With the girls selected, and an awareness of what we needed to do, it was time to get on with the preparations. First things first – where are we going to get the £8000 from to build this library?!

*Names of the girls have been changed

8 Comments

  • Vee N Ric

    March 7, 2016 at 8:19 am Reply

    Hi Jo.
    How are you?
    Who is a form tutor?
    When did you
    Have an expedition to India?
    Did you come here
    With your school?
    You are doing
    AWWESOME work there.
    Keep it up.
    Enjoy your week.
    Regards

    • Joe

      March 7, 2016 at 7:55 pm Reply

      Hi there. Sorry, should have explained – a form tutor is someone who registers a class of children every morning, and is the first point of contact for any pastoral (behavioural, emotional etc) issues they may have. I also teach them ‘life skills’ (it’s not called that, but it’s the easiest way to explain it) once a week for an hour.
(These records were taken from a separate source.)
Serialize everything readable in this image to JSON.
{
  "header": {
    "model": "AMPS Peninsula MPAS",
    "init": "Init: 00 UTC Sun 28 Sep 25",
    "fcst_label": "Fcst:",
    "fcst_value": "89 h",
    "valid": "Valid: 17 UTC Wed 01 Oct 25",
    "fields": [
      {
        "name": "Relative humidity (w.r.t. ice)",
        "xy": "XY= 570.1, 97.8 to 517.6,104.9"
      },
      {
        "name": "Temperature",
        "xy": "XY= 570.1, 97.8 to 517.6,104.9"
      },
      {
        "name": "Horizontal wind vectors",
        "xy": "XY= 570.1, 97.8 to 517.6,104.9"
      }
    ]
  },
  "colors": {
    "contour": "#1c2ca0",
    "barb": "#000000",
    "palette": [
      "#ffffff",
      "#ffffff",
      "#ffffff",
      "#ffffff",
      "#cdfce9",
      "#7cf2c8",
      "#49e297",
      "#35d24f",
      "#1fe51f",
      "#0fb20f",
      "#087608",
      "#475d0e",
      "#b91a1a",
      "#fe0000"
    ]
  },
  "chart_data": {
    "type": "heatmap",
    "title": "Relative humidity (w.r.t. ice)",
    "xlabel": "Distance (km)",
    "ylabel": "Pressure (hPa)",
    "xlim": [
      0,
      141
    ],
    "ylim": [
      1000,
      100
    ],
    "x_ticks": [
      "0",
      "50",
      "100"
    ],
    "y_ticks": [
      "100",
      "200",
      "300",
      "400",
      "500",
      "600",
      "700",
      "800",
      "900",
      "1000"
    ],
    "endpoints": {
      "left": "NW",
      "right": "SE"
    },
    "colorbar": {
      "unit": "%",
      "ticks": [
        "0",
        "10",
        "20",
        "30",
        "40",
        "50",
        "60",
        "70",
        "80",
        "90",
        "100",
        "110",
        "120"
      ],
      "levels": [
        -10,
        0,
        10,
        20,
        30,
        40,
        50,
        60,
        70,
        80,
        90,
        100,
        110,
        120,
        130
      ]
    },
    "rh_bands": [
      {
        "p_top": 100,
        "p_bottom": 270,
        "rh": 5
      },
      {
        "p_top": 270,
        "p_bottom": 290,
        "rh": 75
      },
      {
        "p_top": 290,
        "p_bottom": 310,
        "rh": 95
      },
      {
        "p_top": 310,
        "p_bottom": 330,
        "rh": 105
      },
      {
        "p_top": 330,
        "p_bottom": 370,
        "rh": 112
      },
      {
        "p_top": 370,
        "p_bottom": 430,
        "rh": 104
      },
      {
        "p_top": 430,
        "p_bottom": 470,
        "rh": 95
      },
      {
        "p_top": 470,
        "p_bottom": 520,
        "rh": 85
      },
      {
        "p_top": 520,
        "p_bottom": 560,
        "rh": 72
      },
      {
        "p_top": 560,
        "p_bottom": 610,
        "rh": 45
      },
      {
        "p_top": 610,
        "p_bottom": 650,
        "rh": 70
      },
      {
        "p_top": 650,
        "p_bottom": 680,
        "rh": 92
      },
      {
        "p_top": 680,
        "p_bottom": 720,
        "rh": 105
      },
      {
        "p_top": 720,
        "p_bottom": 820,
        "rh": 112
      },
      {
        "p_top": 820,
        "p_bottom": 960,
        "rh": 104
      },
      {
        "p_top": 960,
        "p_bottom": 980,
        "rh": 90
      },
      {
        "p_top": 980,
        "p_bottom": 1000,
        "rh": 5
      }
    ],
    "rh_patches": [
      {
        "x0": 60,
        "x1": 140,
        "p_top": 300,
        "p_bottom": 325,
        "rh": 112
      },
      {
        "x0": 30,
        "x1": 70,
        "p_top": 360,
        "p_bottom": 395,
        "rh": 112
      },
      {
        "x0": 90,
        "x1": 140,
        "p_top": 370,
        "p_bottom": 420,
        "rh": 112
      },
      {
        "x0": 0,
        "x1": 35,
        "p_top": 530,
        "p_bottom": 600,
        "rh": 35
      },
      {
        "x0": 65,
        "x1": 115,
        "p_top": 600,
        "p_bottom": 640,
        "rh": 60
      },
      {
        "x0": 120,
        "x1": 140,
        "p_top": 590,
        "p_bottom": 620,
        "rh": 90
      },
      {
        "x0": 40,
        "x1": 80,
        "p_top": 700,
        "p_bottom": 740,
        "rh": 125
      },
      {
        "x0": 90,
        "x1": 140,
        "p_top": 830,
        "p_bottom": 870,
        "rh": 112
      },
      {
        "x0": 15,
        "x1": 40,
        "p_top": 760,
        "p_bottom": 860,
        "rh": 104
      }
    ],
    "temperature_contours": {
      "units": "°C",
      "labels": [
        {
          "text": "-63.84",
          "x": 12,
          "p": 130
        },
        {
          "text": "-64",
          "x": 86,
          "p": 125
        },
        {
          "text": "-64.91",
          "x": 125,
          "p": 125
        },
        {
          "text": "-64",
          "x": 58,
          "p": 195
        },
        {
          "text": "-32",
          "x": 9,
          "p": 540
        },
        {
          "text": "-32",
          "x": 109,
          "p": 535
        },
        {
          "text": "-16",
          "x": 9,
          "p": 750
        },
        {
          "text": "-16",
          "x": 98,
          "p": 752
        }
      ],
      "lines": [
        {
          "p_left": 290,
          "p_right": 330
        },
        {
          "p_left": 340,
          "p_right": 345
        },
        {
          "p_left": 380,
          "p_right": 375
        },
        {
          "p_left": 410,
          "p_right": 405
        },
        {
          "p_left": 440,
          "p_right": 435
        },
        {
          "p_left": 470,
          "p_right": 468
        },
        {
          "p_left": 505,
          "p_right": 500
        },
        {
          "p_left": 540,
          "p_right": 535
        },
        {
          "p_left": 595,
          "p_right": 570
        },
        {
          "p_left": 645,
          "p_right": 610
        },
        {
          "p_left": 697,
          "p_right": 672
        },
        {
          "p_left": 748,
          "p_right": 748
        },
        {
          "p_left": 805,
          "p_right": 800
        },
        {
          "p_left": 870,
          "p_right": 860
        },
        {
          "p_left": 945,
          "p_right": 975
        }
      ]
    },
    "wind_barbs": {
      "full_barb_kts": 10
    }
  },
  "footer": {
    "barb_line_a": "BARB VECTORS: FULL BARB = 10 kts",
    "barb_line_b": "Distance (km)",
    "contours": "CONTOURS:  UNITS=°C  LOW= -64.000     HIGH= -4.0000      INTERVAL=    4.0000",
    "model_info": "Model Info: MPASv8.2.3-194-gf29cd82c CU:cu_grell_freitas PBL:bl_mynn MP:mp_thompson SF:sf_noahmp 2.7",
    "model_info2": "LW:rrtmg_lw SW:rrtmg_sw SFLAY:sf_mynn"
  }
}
      I went to India by myself, no expedition out there just yet. Maybe one day…I’m sure we can make a difference to a school somewhere in your beautiful country 🙂 Thanks for your kind words!

  • Amandas_Wanderlust

    March 9, 2016 at 7:43 pm Reply

    What an interesting project!

    • Joe

      March 9, 2016 at 8:06 pm Reply

      Thanks. Its been a heck of a lot of hard work, but will be worth it in the end 🙂

  • Edwina

    March 10, 2016 at 6:39 am Reply

    Joe, that sounds like an amazing project! Very impressed about what you’re doing and wishing you the best of luck with building a library in Tanzania.

    • Joe

      March 10, 2016 at 10:35 pm Reply

      Why, thank you very much 🙂 It is possibly the best long term project I have ever been involved with, and so many people get a lot out of it. Really looking forward to this summer!

  • Derek Cullen

    March 17, 2016 at 8:09 am Reply

    I’m glad to see the 5 kilos you lost has not affected your sanity! Very interesting insight into how much effort goes on behind the scenes and how much thought process is required for seemingly straight forward situations such as “who wants to come with me?”

    Great work all the same!!

    • Joe

      March 17, 2016 at 7:39 pm Reply

      Thanks Derek. It’s been more hard work than I thought it would be at the start, but it will be worth it in the end, of that I’m sure!